Last week at its BlackBerry DevCon conference, RIM tried to excite developers about the forthcoming PlayBook OS 2.0 mobile operating system, to spur developers to create applications for RIM’s BlackbBerry PlayBook tablet, released last spring to poor reviews and low sales.
But yesterday, RIM said in a blog post that it was delaying the release of the PlayBook 2.0 OS “until we are confident we have fully met the expectations of our developers, enterprise customers, and users.”
PlayBook OS 2.0 was originally promised for October 2011, but RIM has now set a target of February 2012. To meet the new February 2012 release date, RIM said it was dropping a key feature originally promised for PlayBook OS 2.0: its popular BlackBerry Messenger instant-messaging service.
Developers were looking forward to the promised October PlayBook 2.0 OS release in hopes it might spur sales of the poorly selling tablet, especially as the original timing would have taken advantage of the holiday sales season that will also see the release of the unified tablet-smartphone Android 4.0 “Ice Cream Sandwich” operating system and a bevy of new smartphones using Microsoft’s recently released Windows Phone 7.5 “Mango” operating system, in addition to Apple’s strong-selling iPad and new iPhone 4S, both featuring the recently released iOS 5 operating system.

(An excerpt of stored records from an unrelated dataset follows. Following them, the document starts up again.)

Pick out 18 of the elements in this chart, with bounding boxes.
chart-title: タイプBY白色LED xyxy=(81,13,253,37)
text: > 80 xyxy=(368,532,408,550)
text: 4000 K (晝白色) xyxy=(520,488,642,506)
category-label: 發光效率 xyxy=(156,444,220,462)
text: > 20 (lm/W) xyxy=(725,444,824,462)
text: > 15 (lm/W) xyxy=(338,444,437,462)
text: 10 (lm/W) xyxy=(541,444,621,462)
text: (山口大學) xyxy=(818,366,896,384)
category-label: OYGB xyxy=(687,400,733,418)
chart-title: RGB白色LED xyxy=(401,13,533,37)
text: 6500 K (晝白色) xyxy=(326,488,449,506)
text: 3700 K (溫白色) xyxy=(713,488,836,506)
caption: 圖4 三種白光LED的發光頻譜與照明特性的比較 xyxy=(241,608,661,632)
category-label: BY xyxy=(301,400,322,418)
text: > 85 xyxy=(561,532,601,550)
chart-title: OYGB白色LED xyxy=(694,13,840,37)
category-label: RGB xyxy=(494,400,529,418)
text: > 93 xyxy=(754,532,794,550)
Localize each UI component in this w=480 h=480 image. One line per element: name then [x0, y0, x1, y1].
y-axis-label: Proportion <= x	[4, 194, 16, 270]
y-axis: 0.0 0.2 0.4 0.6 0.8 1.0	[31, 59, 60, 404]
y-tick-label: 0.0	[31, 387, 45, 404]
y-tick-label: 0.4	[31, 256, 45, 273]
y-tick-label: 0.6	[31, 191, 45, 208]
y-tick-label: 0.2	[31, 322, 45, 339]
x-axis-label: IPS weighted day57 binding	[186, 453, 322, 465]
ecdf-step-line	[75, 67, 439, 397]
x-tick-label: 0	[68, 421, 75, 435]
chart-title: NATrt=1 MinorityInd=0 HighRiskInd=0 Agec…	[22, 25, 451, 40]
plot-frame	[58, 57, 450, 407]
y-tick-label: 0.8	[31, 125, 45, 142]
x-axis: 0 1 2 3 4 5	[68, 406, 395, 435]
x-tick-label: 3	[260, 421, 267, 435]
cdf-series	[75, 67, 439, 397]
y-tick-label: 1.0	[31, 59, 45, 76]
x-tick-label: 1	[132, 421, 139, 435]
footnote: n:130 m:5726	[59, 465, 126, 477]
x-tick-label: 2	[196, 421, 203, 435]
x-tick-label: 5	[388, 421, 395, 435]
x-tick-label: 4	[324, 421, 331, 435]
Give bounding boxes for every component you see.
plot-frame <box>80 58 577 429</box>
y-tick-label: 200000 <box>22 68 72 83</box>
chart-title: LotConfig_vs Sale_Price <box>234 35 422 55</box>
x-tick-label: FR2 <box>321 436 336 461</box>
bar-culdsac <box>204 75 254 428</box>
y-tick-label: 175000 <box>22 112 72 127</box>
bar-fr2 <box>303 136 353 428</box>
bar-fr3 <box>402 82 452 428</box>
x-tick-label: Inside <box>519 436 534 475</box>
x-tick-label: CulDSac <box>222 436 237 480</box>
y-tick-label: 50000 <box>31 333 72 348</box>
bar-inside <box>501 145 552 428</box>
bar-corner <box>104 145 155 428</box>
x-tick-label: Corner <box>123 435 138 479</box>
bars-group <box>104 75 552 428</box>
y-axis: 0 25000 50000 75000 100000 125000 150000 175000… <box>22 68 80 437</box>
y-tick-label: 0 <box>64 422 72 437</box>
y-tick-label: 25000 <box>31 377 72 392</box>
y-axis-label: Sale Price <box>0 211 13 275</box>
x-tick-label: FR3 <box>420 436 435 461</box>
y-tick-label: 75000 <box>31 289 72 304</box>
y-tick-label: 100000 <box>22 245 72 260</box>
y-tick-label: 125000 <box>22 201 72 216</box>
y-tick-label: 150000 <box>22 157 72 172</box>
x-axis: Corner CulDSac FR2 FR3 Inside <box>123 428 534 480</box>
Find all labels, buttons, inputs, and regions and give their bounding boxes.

Developers were also eager to test their applications on the revised PlayBook operating system, both for compatibility testing and to enhance existing apps or create new ones using the revised PlayBook software developers kit (SDK). To address that testing need, RIM said it will make a beta version of the PlayBook OS 2.0 available this week to developers for use with the SDK. But that beta will not include two of the major enhancements presented to developers last week: the Cascades animation toolkit and the revamped user interface toolkit, the company said.

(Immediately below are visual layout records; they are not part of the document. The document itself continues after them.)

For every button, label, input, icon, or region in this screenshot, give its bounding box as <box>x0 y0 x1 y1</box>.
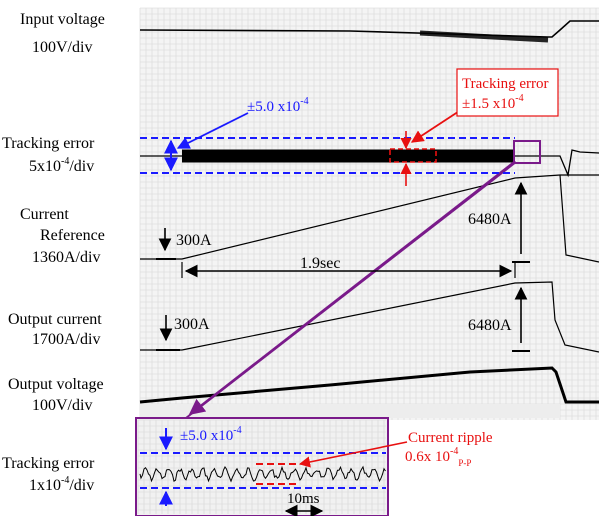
ripple-label-line2: 0.6x 10-4P-P <box>405 446 471 468</box>
output-voltage-trace <box>139 366 599 404</box>
ripple-label-line1: Current ripple <box>408 430 493 446</box>
label-current-reference-scale: 1360A/div <box>32 249 100 266</box>
label-output-voltage-scale: 100V/div <box>32 397 92 414</box>
label-output-current-scale: 1700A/div <box>32 331 100 348</box>
zoom-region-box <box>513 140 541 164</box>
tracking-error-callout-line2: ±1.5 x10-4 <box>462 93 524 112</box>
label-tracking-error-scale: 5x10-4/div <box>29 156 94 175</box>
tracking-error-observed: Tracking error ±1.5 x10-4 <box>389 68 559 186</box>
time-scale-label: 10ms <box>287 491 320 507</box>
out-start-label: 300A <box>174 316 210 333</box>
band-label-main: ±5.0 x10-4 <box>247 96 309 115</box>
label-input-voltage-scale: 100V/div <box>32 39 92 56</box>
zoom-annotations <box>140 428 408 516</box>
output-current-annotations <box>156 286 530 352</box>
zoom-link-arrow <box>188 161 515 415</box>
label-zoom-tracking-error: Tracking error <box>2 455 95 472</box>
label-input-voltage: Input voltage <box>20 11 105 28</box>
label-reference: Reference <box>40 227 105 244</box>
tracking-error-callout-line1: Tracking error <box>462 76 549 92</box>
channel-labels: Input voltage 100V/div Tracking error 5x… <box>2 11 105 494</box>
label-output-voltage: Output voltage <box>8 376 104 393</box>
bottom-strip <box>140 404 560 418</box>
zoom-band-label: ±5.0 x10-4 <box>180 425 242 444</box>
out-end-label: 6480A <box>468 317 512 334</box>
label-tracking-error: Tracking error <box>2 135 95 152</box>
zoom-panel <box>135 417 389 516</box>
current-reference-annotations <box>156 181 530 278</box>
output-current-trace <box>140 281 599 353</box>
tracking-error-callout <box>456 68 559 117</box>
input-voltage-trace <box>139 20 599 38</box>
ref-start-label: 300A <box>176 232 212 249</box>
zoom-ripple-trace <box>139 465 386 483</box>
traces <box>139 20 599 418</box>
ref-end-label: 6480A <box>468 211 512 228</box>
label-current: Current <box>20 206 69 223</box>
label-zoom-tracking-error-scale: 1x10-4/div <box>29 475 94 494</box>
label-output-current: Output current <box>8 311 102 328</box>
tracking-band-annotation: ±5.0 x10-4 <box>140 96 515 174</box>
current-reference-drop <box>559 174 599 263</box>
band-pointer-arrow <box>176 112 249 149</box>
input-voltage-noise <box>419 30 549 43</box>
duration-label: 1.9sec <box>300 255 340 272</box>
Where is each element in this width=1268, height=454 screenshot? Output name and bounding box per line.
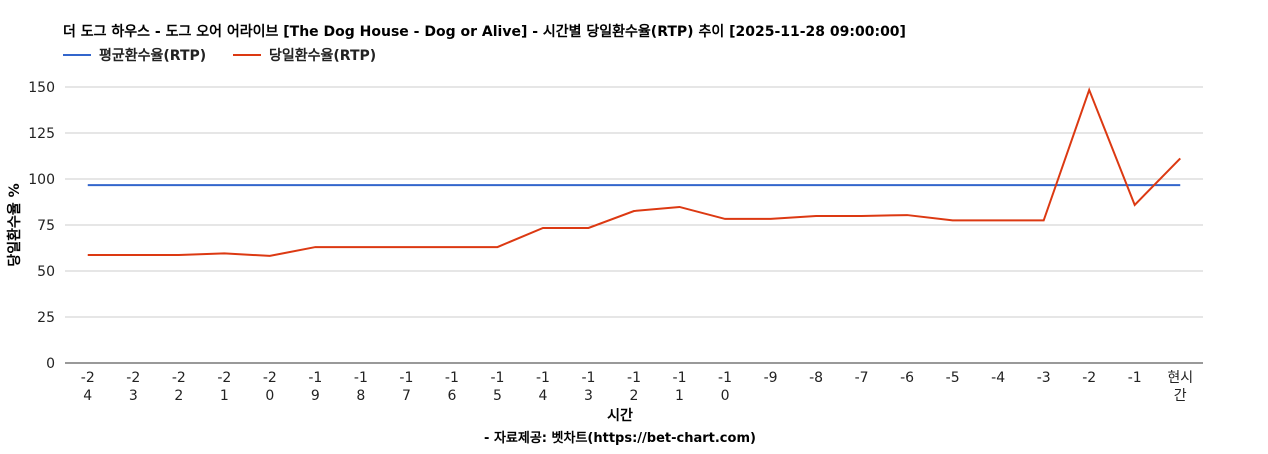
x-tick-line: 9: [311, 388, 320, 404]
x-tick-line: -2: [81, 370, 95, 386]
y-tick-label: 0: [46, 356, 55, 372]
x-tick-label: -9: [764, 370, 778, 386]
x-tick-line: -2: [172, 370, 186, 386]
x-tick-line: -1: [308, 370, 322, 386]
x-tick-line: -1: [581, 370, 595, 386]
x-tick-label: -1: [1128, 370, 1142, 386]
x-tick-line: -1: [718, 370, 732, 386]
x-tick-line: 4: [538, 388, 547, 404]
legend-label: 평균환수율(RTP): [99, 47, 206, 64]
y-tick-label: 50: [37, 264, 55, 280]
x-tick-line: -2: [217, 370, 231, 386]
x-tick-line: 2: [174, 388, 183, 404]
x-tick-line: -1: [354, 370, 368, 386]
x-tick-line: 4: [83, 388, 92, 404]
x-tick-line: -1: [673, 370, 687, 386]
legend-label: 당일환수율(RTP): [269, 47, 376, 64]
x-tick-label: -5: [946, 370, 960, 386]
chart-title: 더 도그 하우스 - 도그 오어 어라이브 [The Dog House - D…: [63, 23, 906, 40]
x-tick-label: -4: [991, 370, 1005, 386]
x-tick-line: 현시: [1167, 370, 1193, 386]
x-tick-line: 0: [265, 388, 274, 404]
y-tick-label: 150: [28, 80, 55, 96]
x-tick-label: -7: [855, 370, 869, 386]
x-tick-line: -2: [126, 370, 140, 386]
x-tick-line: 1: [220, 388, 229, 404]
x-tick-line: -1: [399, 370, 413, 386]
x-tick-line: -2: [263, 370, 277, 386]
x-tick-line: -1: [627, 370, 641, 386]
x-tick-line: 6: [447, 388, 456, 404]
y-tick-label: 25: [37, 310, 55, 326]
y-axis-ticks: 0 25 50 75 100 125 150: [28, 80, 55, 372]
footer-credit: - 자료제공: 벳차트(https://bet-chart.com): [484, 430, 756, 446]
x-tick-line: 5: [493, 388, 502, 404]
gridlines: [65, 87, 1203, 363]
x-tick-label: -8: [809, 370, 823, 386]
y-tick-label: 100: [28, 172, 55, 188]
x-tick-line: 간: [1174, 388, 1187, 404]
series-lines: [88, 90, 1181, 256]
x-tick-line: 3: [584, 388, 593, 404]
x-tick-label: -3: [1037, 370, 1051, 386]
x-tick-line: -1: [445, 370, 459, 386]
x-tick-label: -2: [1082, 370, 1096, 386]
x-tick-label: -6: [900, 370, 914, 386]
x-tick-line: -1: [536, 370, 550, 386]
x-tick-line: 3: [129, 388, 138, 404]
series-line-1: [88, 90, 1180, 256]
x-tick-line: 0: [721, 388, 730, 404]
y-tick-label: 75: [37, 218, 55, 234]
y-axis-label: 당일환수율 %: [6, 183, 23, 266]
x-tick-line: -1: [490, 370, 504, 386]
y-tick-label: 125: [28, 126, 55, 142]
legend: 평균환수율(RTP) 당일환수율(RTP): [63, 47, 376, 64]
x-axis-label: 시간: [607, 407, 633, 424]
x-tick-line: 8: [356, 388, 365, 404]
x-tick-line: 7: [402, 388, 411, 404]
x-tick-line: 1: [675, 388, 684, 404]
x-tick-line: 2: [630, 388, 639, 404]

RIM is also launching a closed beta program with selected enterprise customers to test its security enhancements, which include allowing IT to manage PlayBook tablets with RIM’s extra-cost BlackBerry Enterprise Server (BES) server software, representatives said.
The original PlayBook lacked such security unless it was wirelessly tethered to a BlackBerry smartphone, which was its only means of accessing corporate email, contacts, and calendars. PlayBook OS 2.0 is expected to remove the tethering requirement of the original PlayBook’s BlackBerry Tablet OS 1.0. (PlayBook OS is the new name for that operating system.)
The PlayBook OS is based on the QNX operating system that RIM bought in spring 2010 to be the basis for its tablets and, sometime in the 2012-13 timeframe, be the basis for a new operating system for its BlackBerry smartphones.
Last week, RIM said that it will provide a unified tablet-smartphone operating system called BBX, based on the QNX/PlayBook platform. It said that applications developed for the PlayBook OS would be compatible with BBX, but did not make the same promise for BlackBerry OS apps.
RIM’s plan is to release PlayBook OS 2.0 for its tablets, then later release BBX for both PlayBook tablets and BlackBerry smartphones, though it gave no specific timeline. It also has not said whether any current BlackBerry smartphones will run the BBX operating system when it becomes available.
RIM’s previous promises of future compatibility have not always been honored. In July 2010, RIM announced that its then-imminent BlackBerry OS 6.0 would run on then-current BlackBerrys, but it later changed its plans, restricting BlackBerry OS 6.0 to devices released in fall 2010 and winter 2011.
In September 2011, it released BlackBerry OS 7.0, which had been previously named BlackBerry OS 6.1, and said it would run only on new BlackBerry models released in fall 2011 and later.